By Elizabeth Echard, Staff Writer
Should criminals be put to death for the crimes they commit? The topic of capital punishment has always been a sensitive issue in the United States. Many individuals have specific opinions as to whether our present society should support such actions. Many debates have focused on the pros and cons of capital punishment. There are many methods used, reasons for, and view on capital punishment across the country.
Many types of execution have been used for capital punishment. The use of death for wrongdoing goes back many centuries when sanctions consisted of stoning and crucifixions. The most common method used today is lethal injection. During lethal injection, the prisoner is bound to a gurney and then injected with three drugs, which put the person to sleep, stop the breathing, and stop the heart.
Other historical forms of capital punishment include the electric chair, which sent 2,000 volts through a prisoner’s body, asphyxiation by gas chamber, , and hanging. Execution by firing squad, while incredibly rare, was recently spoken of as potentially more humane than lethal injection by Supreme Court Justice Sonia Sotomayor.

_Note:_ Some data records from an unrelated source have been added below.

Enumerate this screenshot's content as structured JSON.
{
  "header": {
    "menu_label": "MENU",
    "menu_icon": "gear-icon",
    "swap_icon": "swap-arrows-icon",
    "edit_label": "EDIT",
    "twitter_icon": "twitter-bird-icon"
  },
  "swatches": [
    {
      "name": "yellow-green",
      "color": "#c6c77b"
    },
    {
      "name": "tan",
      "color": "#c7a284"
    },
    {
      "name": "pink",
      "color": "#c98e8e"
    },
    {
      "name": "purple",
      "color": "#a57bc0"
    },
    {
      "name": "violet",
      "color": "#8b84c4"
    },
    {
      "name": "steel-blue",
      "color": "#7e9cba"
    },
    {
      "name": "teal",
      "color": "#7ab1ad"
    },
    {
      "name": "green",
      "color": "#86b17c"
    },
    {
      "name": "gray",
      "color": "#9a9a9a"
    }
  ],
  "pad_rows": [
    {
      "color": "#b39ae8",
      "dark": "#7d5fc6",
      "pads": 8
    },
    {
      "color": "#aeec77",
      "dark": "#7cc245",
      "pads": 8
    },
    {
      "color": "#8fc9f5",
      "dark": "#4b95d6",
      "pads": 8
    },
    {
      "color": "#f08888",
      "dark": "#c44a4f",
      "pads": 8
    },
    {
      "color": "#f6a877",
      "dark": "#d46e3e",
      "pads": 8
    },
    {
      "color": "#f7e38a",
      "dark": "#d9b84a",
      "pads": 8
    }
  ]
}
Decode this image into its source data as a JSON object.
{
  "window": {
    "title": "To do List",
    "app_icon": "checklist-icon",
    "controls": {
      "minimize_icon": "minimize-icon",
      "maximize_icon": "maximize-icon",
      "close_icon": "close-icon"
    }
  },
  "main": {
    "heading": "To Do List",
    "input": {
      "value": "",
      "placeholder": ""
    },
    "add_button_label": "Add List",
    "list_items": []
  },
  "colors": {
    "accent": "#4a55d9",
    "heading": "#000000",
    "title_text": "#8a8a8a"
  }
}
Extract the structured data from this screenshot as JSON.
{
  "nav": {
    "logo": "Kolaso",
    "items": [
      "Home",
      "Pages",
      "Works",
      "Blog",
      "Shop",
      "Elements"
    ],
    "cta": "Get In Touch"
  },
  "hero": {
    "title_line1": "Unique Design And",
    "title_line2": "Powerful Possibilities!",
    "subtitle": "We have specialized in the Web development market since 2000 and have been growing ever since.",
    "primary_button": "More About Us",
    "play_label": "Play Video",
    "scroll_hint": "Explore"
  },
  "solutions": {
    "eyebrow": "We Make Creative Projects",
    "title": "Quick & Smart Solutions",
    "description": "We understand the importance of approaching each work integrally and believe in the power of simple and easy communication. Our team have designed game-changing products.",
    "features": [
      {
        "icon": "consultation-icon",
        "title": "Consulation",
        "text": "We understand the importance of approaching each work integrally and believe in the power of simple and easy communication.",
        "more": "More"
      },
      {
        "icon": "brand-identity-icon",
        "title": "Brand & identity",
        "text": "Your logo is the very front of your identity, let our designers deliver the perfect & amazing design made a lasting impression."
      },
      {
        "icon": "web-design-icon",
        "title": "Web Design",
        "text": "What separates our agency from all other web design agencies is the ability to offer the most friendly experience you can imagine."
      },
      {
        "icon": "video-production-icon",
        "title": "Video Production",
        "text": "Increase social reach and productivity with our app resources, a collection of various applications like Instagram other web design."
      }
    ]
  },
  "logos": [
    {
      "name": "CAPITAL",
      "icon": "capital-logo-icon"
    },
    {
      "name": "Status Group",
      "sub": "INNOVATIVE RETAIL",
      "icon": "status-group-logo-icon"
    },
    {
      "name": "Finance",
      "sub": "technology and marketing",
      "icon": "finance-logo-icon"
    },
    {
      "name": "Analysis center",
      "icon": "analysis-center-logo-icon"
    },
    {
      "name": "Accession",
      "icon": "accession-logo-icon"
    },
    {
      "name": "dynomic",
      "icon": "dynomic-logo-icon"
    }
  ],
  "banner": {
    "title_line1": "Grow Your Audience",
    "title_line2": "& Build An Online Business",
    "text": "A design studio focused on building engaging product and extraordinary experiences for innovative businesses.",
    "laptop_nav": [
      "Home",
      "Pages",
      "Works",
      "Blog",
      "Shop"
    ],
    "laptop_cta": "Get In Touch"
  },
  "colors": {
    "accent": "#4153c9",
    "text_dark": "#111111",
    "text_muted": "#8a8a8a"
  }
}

The methods used during executions vary by state, and some states use more than one method. A vast majority of the states use lethal injection as their primary type of execution, including the Federal Government. Fifteen of the states let the inmates choose their type of execution. Nebraska is one of the most recent states to adopt lethal injection as their sole method of execution in 2009, using the electric chair as their primary source of execution until 2008 when it was found unconstitutional. There are no states that use lethal gas, hanging, or firing squad as their primary source of execution. Because the types of execution vary from state to state, a criminal who committed a crime in more than one state will argue to be tried in a different state, usually hoping for a lesser charge or no death penalty.
Through the years, the topic of capital punishment and whether it should be used as a sentence has been debated. Religious groups argue against the death penalty, declaring that there is a deep concern when a human life is taken by an individual and that the taking of another life through capital punishment further devalues the life of the victim. Other critics of capital punishment argue that executing a person puts society on the same level as the person who commits a horrible crime. It is also the perception of some death penalty opponents that usually poor people or people from minority communities are sentenced to death because they cannot afford good lawyers.
There is some evidence that people given life sentences instead of capital punishment have turned their lives around and have made good contributions to society. It is also reported that capital punishment has not effectively decreased the crime rate in society. Fifteen states plus the District of Columbia have abolished capital punishment and four states currently have a gubernatorial moratorium on their death penalty.
Pennsylvania Governor, Tom Wolf, stated, “This moratorium is in no way an expression of sympathy for the guilty on death row, all of whom have been convicted of committing heinous crimes. This decision is based on a flawed system that has been proven to be an endless cycle of court proceedings as well as ineffective, unjust, and expensive.”
Pennsylvania reinstated the death penalty almost 40 years ago and during that time period, only three people have been executed, the last being 18 years ago in 1999. In comparison, Texas has executed over 500 people since 1976, showing that some consistency does need to be applied to the current death penalty policies within the United States.
Comparing the crime rates of states that still use the death penalty and those that have abolished it is one tool that might predict to some extent how effective the death penalty is or is not. Pennsylvania’s (death penalty/moratorium) current crime rate is 8.5% lower than it was 40 years ago, while Texas’s (death penalty) current crime rate is 30.4% higher than it was 40 years ago. Ohio’s (death penalty) crime rate has decreased by 36.8% over the past 40 years. Hawaii’s (abolished) crime rate has decreased by 15.9% over the past 40 years. Michigan’s (abolished) crime rate has decreased by 60.1% over the past 40 years, and Washington’s (death penalty/moratorium) crime rate is 32.2% higher than it was 40 years ago.
Exploring a topic as controversial as capital punishment leaves some very important questions for reflection. Are any crimes worthy of taking another human life? Are some execution methods more humane than others? Will the crime rate change in the states that have abolished capital punishment in the next several years? As time passes, only public opinion and the data collected will serve as a means to answer these questions, but hopefully policies will be put forth by lawmakers to make the death penalty more effective and possibly more unified across the United States.